As a limitation of this study, we need to mention that we performed but did not document specific procedures for preoxygenation (e.g., delayed sequence intubation using non-invasive ventilation for preoxygenation [43]) or apnoeic oxygenation [44]. Including these procedures to further study protocols seems to be necessary. Moreover, the kind of laryngoscopy (video vs. direct laryngoscopy) should be documented in further studies. Cardiac arrest as a major complication during ED airway management occurred in the present investigation at a rate of 3.1%, which was comparable to other out-of-hospital and ED investigations with a reported range between 1.5–4.4% [8, 34, 45].

Rapid sequence induction using neuromuscular blocking agents was performed in 87.5% in the RR setting. These findings are in line with other data from ED airway registries described percentages between 73 and 92% [10, 25, 32, 34]. However, there are other data from a Japanese ED airway registry stated a lower rate of RSI use with only 20% [35]. Comparable with other investigations [34], the most frequent used neuromuscular blocking agent was rocuronium in 85%.

Taking together, the game changer in out-of-hospital airway management are preoxygenation (e.g. delayed sequence intubation), using of video laryngoscopy and muscle relaxation [43, 46].

Our study suffers from several limitations. At first, this study was carried out at a single institution and so the results cannot be taken to be representative of all EDs in Germany, or other places in the world. Nevertheless, this study provided detailed information about German RR airway management in critically ill non-traumatic patients for the very first time. Furthermore, the study was observational in nature, neither randomized nor controlled. The team leader was required to complete the airway registry form. Reporter bias is difficult to exclude, and there may be a tendency to document an improved glottis visualisation and underreport complications. The self-developed emergency airway registry form was combined with the information of medical charts, which has been reported to be beneficial [45]. The team leaders were instructed repeatedly and attempts to improve accuracy were made by interviewing the ED physicians and by reviewing the medical record.

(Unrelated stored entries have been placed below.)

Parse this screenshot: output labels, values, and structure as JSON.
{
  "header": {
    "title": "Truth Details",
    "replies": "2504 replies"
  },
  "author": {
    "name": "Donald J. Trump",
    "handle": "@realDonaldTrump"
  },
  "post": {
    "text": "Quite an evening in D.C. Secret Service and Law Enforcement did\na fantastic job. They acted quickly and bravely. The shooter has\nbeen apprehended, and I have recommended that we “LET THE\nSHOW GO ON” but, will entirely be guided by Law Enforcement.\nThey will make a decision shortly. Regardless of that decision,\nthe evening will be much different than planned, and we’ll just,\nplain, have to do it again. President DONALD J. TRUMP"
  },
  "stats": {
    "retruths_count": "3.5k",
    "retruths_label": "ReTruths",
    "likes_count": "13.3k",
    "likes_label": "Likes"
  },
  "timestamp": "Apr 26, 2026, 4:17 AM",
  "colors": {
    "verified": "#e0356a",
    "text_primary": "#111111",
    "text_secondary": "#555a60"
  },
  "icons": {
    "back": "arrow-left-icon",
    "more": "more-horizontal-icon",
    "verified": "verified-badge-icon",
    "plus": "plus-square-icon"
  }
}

Due to the fact that in Germany a multi-centre airway registry does not exist, we suggest that this should be initiated in order to analyse the situation countrywide. Studies identified more than eleven emergency airway registries that sometimes widely differed concerning inclusion period, inclusion criteria, definition of complications and application of newer methods of emergency airway management [47]. Comparability of the reported results and first-pass-success rates is only possible to a limited extent. Therefore, standardised reporting forms should be used in order to make the results comparable. Using the data, benchmarking would be possible, with systematic investigation on first-pass success, techniques, complications and adverse events. Moreover, the effect of new techniques in the ED setting concerning emergency airway management over the years will be detectable as described by Brown et al. [34]. Using these data, procedural and structural optimisation of this important field will be possible.

Conclusions

In conclusion, RR airway management of critically ill non-traumatic patients has substantial challenges. Our study results confirm that RR airway management is a high-risk procedure. We propose a nation-wide airway registry to better track outcomes of RR airway management in the future.